Monday, August 25, 2025

Noseeums

 When you watch a horror film, you often get a sense of who is going to die. And watching the first act of Noseeums (dir Raven Carter), I had a very definite sense of "Yup. These b__es are going down." 

Ember is a student living somewhere up north who goes on a road trip down to Florida with three fellow students, her roomie Tessa and two party girls, Abby and Lexie. The four seem companionable enough in the car journey, although Abby makes some iffy comments about Ember's changing accent and Lexie and Tessa back her up. 

As the film progresses Abby and Lexie show more and more passive aggressiveness toward Ember and Tessa often does not back her up. Meanwhile Ember has discovered something in the forest and then she starts having disturbing visions... 

The premise is intriguing, a mix of swamp horror, mean girls, a student road trip and.... land rights. The first few spell fun and the last definitely not. 

To be fair, there is very little fun in Noseeums. The acting is pretty poor, the script full of holes and the special effects laughable. There are a few plus points, though. It aims high, asking questions about accountability in the 21st century for evils inflicted in the previous two, in this case African Americans being driven from their land by white folks. 

But there are very few scares, and the titular noseeums, or midges, are not very effective as attackers. Really, the horror is in the entitlement of white people who don't understand accumulated privilege. But the script has the subtlety of a sledgehammer and the most interesting characters, Ember's mother and best friend Jas, get very little screen time. These noseeums are not nearly biting enough. 

Sunday, August 17, 2025

In Transit

 Rarely has a film made me as cross on finishing as In Transit (dir Jaclyn Bethany). Billed as a tender queer drama, this quiet indie narrowly focussed on three people starts as a slow burn and builds to.... a slow burn out. 

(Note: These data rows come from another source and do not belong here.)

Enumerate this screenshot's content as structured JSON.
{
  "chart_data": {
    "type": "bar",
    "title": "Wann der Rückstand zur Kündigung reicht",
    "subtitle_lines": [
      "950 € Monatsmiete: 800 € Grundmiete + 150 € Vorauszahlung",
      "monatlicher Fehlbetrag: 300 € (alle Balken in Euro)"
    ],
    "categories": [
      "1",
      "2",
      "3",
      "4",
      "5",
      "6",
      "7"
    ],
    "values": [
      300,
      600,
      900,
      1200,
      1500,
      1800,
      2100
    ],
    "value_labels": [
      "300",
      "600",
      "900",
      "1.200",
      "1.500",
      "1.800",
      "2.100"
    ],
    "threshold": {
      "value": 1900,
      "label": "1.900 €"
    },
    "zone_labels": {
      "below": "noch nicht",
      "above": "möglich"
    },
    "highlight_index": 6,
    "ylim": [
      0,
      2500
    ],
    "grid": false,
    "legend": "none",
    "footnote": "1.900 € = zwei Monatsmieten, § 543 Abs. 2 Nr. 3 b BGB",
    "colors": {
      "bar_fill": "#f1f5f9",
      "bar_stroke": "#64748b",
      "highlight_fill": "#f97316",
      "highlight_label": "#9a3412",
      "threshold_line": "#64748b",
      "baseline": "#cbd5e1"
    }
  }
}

Lucy (Alex Sarrigeorgiou) and Tom (François Arnaud) live in a small town in Maine, where she is a bartender and he does some kind of work he doesn't like. Ilse (Jennifer Ehle), a midlife-crisis afflicted artist, wanders into Lucy's bar and does a sketch of her. This leads to Lucy modelling for her, unbeknownst to Tom.

So far, so High Art, Carol and many, many other films in which an older woman comes in contact with a younger woman to greater or lesser effect. In Transit spends a lot of time on the sittings Lucy does with Ilse, and Ehle delivers a twitchy, nervy performance, wittering on about her practice while saying very little. Hers is potentially the most interesting character, caught in a crossroads as her marriage is crumbling and her child (only heard in a crackly telephone call) seems uninterested in her. What does she want? And what does she want from Lucy?

Unfortunately, the script (by Sarrigeorgiou, who also produces) does not really do character development. Lucy remains frustratingly blank and passive, while Tom gets one explosive monologue which at least gives us some indication of his wants and needs. The two women, supposedly the film's interest, get nothing of this. The film feels neither queer nor tender. Such a disappointment. 

In Transit has its world premiere at Edinburgh International Film Festival on 17 August.